Of course, there always came a time when I had to close the books, step away from the library, and actually start writing the paper. This was the part I dreaded and I usually put it off for far too long. The fun part - the joy of following my curiosity, exploring, and uncovering - was over. Now I had to actually sit down and make something.
I don’t think I’m the only one who finds this transition difficult. To me research, brainstorming, and planning feel like play while everything else feels like hard work. Often these phases feel safer than actually creating something: they’re full of curiosity, big dreams, and hope, whereas the creation phase brings the possibility of criticism and judgment.
Curiosity is a beautiful thing, but only when it isn’t an obstacle to doing your creative work.
It’s all too easy to keep putting off getting started because you just need a little more information. It can create a powerful mental block that tells you that you’re not ready, you don’t have everything figured out, and you won’t succeed without having it all mapped out ahead of time.
I’ve learned that there is no such thing as ‘having everything figured out.’ The only way to know exactly where something is going is to start working on it. Even in my meticulously researched papers, I wouldn’t know exactly what information was required until I started writing. Once I began crafting my argument, I could see what was missing and go back to the library to fill in the blanks, but there was no way for me to plan everything ahead of time.

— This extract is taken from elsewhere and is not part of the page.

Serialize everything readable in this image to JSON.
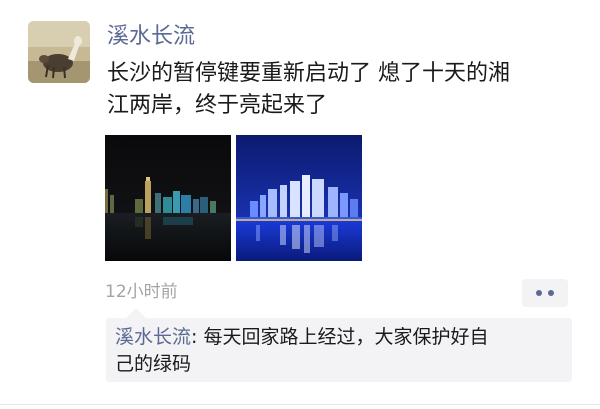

Is there a way that you’re letting research or planning get in the way of you actually producing something? Maybe you need to stop signing up for every online course you see and start doing some of the exercises. Maybe you need to stop researching exactly which brushes and paints will best suit you and just buy something and start painting. Maybe it’s time to stop reading books about writing and start on your novel.
Whatever it is that you need to get started on, here are some tips:
Understand that the planning trap is a real thing and set up a clear path around it instead. You can do that by:
- Designating a specific amount of time to researching/planning/brainstorming and a clear date when you will begin using the information to actually make something.
- Making a list of questions you want to answer and not straying beyond that list before starting. As you work, keep a running list of questions that come up and set aside a specific time to answer them.
- Setting designated times of day or week for learning and other designated times for creating.
Let learning be a reward
Do the hard work first and then give yourself a break by diving into that self-help book you’ve been wanting to read or googling that nagging question. I often tend to research and plan so hard that I don’t have energy left to actually make something and this is completely backwards: all the researching and planning in the world is wasted if it’s not turned into something concrete.
Be mindful of your feelings but don’t let them control you
You will experience resistance when you start the project. That doesn’t mean you should turn around and go back to the drawing board. It doesn’t mean that you’re not ready. It means that you’re about to do something meaningful and worthwhile - because everything worth doing carries a little bit of resistance with it. Notice the resistance when it comes up. Feel what it does to your body. Take a few deep breaths and tell yourself, “I’m big enough for this.” And then get started.
Don’t get side-tracked
You will want to change your mind. You will have another idea that seems better. You will start wondering what other people (clients, potential readers, your mom) will think and decide that it won’t please them. All of these thoughts will push you towards setting the project aside and doing more research. Don’t. Do everything you can to ignore these thoughts, breathe through them (repeat previous step), and keep working.
Trust that you have the answers. Trust that you are capable. Trust that you have enough knowledge and experience to make great things, without an “expert” guiding you every step of the way. You have everything you need to make your creative work, right now.